I've spent multiple posts loathing the month of February and loving the month of March for its respective sports relevance. Now deep in month of April, I am again pondering what this month means for us sports fanatics. Granted my sports consumption is disproportionally shaped by what ESPN throws at me, but I feel as if the network and to a degree sports fans in general who ultimately shape this programming, are missing the ball.
For two of the major (ok, one is really minor) sports, the playoffs are either just underway or less than a week from it. The NHL is skating through the first round and the NBA's season wraps up on Wednesday.
Baseball is just under way and despite a few fans already lamenting their season as lost, the fresh spring hope abounds for the majority of teams. The first wave of injuries (Soriano, Ryan, Carpenter) have hit teams and now comes the always interesting answer to how to fill the holes, whether through trades or minor leaguers about to come of age.
Yet for this excitement at both the end and beginning of major seasons, the dominant topic of conversation and subject of ample coverage are the NFL and NBA drafts. I remember way back when the drafts happened, we all read in the newspaper who we got, and we moved on from there. Now, Mel Kiper has his own ESPN 3 dedicated to his every move, and ESPN.com has their draft projector for the NBA that has Greg Oden going to a different team every time you play so as to satisfy each clubs' fans.
As for the NFL, I really only pay attention to projections on who the Cleveland Browns are going to select for obvious reasons. I shouldn't even do that as I get worked up about Brady Quinn reuniting with Charlie Weis and passing on Adrian Peterson. But then I think back to what happens every single year. The projections are right about a tenth of the time. Come draft day, trades are made, GMs not possibly as intelligent as the TV people make divergent decisions than were expected, and all the hype that surrounds a certain player quiets as he falls two whole spots from a team that had to have him. Many of these players will fill holes on their new teams, and some will be superstars that will shape the future of the sport. For most though, the 15 minutes of coverage heaped upon them on draft day will be the last meaningful exposure they ever have. ESPN and the media in general are so giddy, though, about getting in on the ground floor to have coverage on "the next Peyton Manning" that the entire event is overblown to make the day(s) seem like the definitive moment for all teams for the next season.
Over in the NBA, their draft, too, is getting much attention. Some of it on the college side and some of it on the pro side. Thanks in no small part to the epic buzz generated by LeBron James' skip from high school to college, everyone, likewise, wants in early on the next big thing. Nevermind all the disasters, just one good player out of the whole draft is worth this crazy coverage. This year, we happen to have two such phenoms on our hands in the form of Greg Oden and Kevin Durant. Their declaring for the NBA draft is certainly news worthy and for that I do not criticize. Just combined with all other things draft, it's cumulatively overwhelming. Now we've got teams playing to lose so as to have a better opportunity at these newly eligible draftees. Debate rages over the ethics of playing to lose to have a better chance at winning in the future and while I see valid points on both sides of that conversation, I think I'd rather talk about the playoffs (or baseball) than Ryan Gomes and the hapless Celtics plan to fit Oden in Boston's green and white.
I guess I wish back for those days in my childhood.
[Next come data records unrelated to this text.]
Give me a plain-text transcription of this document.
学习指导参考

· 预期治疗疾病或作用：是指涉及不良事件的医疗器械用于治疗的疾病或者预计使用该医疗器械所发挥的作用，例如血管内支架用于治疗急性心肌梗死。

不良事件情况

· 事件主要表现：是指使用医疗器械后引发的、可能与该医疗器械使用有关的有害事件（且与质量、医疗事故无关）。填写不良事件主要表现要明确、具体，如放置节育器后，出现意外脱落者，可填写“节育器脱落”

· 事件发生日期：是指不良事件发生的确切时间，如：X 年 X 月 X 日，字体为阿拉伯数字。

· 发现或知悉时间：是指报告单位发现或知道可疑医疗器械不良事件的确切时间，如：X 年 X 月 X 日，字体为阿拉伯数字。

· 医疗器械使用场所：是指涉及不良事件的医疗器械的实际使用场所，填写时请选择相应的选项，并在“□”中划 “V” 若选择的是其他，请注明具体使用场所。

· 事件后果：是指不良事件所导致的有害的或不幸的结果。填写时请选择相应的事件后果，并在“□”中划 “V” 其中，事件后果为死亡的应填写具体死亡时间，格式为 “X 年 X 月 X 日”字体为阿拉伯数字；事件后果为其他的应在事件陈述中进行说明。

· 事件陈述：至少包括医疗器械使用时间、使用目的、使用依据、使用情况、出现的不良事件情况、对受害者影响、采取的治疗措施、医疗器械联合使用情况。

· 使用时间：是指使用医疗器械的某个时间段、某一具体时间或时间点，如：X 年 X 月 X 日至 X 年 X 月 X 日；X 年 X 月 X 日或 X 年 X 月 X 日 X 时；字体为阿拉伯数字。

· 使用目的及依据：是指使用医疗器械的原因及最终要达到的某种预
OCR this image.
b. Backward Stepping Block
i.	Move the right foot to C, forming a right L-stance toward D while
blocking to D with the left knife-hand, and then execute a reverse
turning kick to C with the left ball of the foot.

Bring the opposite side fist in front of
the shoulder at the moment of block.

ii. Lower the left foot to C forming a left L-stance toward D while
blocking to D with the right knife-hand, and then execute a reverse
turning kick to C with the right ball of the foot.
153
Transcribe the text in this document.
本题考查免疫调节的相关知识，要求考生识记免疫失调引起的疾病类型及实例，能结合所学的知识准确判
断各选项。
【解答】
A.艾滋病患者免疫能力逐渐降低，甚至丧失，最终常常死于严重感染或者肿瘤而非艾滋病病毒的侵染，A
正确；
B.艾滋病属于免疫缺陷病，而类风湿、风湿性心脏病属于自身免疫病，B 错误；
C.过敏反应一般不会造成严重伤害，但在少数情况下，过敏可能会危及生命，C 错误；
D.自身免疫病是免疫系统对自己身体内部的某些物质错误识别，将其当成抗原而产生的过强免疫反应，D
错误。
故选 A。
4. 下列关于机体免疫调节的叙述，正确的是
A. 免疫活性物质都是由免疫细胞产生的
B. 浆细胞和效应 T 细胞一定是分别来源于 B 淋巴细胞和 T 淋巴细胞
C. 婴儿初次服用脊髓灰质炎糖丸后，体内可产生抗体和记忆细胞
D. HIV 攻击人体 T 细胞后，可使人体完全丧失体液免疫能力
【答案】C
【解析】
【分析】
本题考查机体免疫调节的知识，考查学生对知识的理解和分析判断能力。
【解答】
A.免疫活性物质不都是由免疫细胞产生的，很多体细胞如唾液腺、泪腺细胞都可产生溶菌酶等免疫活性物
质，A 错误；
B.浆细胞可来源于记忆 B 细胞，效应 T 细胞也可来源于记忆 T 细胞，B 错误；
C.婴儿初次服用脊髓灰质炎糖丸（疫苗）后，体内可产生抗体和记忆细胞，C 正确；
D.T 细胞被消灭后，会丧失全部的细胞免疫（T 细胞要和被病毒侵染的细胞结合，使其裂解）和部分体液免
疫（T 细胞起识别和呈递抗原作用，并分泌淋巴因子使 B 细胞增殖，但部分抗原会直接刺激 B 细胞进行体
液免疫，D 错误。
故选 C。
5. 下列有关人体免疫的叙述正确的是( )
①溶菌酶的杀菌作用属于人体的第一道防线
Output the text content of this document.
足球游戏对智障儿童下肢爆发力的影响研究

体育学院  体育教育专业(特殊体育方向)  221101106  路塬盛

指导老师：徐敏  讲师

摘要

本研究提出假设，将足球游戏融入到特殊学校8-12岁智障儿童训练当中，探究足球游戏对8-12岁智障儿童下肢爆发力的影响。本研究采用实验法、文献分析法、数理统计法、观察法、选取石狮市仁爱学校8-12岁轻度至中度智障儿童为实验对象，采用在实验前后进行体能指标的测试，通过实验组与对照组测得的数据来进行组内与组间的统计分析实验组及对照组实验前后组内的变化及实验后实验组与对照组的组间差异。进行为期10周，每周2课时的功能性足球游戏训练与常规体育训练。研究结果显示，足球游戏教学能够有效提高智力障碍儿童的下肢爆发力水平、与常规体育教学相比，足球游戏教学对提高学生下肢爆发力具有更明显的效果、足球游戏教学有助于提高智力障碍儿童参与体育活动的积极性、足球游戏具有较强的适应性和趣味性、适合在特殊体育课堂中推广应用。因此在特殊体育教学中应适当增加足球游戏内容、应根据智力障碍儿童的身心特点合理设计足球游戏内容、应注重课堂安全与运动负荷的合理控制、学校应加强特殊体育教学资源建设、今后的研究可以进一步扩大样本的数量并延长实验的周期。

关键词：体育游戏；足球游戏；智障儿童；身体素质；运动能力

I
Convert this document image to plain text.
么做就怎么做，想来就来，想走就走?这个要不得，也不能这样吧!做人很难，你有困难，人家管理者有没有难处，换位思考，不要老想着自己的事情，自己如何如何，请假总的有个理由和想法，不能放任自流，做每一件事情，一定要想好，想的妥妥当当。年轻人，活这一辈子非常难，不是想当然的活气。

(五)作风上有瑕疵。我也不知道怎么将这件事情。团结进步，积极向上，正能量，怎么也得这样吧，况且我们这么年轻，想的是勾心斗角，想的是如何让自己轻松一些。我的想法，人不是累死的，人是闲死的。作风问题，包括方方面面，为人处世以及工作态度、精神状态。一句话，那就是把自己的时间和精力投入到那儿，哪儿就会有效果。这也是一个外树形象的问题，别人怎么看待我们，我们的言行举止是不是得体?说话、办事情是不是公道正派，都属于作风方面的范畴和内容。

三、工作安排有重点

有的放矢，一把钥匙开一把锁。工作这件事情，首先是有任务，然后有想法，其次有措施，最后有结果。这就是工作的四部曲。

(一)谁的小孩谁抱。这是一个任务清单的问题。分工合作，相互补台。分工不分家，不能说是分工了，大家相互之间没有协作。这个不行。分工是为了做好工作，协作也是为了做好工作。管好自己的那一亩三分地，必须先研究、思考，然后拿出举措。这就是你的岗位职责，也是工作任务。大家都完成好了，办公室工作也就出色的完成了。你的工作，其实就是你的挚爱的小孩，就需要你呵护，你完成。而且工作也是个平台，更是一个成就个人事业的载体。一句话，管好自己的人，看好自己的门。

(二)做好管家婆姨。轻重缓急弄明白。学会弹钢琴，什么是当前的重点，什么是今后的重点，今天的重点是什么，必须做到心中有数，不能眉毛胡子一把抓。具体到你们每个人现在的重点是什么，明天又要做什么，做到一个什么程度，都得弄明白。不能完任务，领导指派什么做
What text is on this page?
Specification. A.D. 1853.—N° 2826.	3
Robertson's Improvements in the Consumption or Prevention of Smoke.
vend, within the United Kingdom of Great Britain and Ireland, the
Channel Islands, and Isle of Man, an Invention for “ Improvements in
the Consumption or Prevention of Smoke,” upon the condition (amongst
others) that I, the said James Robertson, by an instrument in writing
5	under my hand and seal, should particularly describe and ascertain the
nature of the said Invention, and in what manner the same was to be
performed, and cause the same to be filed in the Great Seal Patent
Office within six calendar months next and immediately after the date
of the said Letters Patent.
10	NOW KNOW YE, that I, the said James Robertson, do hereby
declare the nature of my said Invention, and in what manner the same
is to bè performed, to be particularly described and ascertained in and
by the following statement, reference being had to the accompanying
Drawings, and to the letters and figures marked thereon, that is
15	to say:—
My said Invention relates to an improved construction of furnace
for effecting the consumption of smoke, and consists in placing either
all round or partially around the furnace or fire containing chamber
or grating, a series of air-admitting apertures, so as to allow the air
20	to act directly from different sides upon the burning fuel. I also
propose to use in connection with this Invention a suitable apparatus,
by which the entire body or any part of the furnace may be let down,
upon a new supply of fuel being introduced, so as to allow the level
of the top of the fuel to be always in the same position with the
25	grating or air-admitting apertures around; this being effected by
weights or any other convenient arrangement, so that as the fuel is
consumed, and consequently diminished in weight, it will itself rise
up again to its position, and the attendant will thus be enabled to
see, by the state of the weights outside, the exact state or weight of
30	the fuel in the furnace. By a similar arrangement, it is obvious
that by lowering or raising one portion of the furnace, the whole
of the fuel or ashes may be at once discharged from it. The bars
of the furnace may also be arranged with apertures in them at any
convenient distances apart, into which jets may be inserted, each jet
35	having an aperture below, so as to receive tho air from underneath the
Days when I had to walk seven miles uphill both ways, through the snow, and over the river to get to school. Days when the draft was a one day event and we waited to see what the new guy could do to help the team and fit in. Days, not months, worth of draft day build up was sufficient for everyone. In the meantime, I will suffer through this tired exercise of who should take who by consuming the rest of my orange juice and heading off to Walgreens.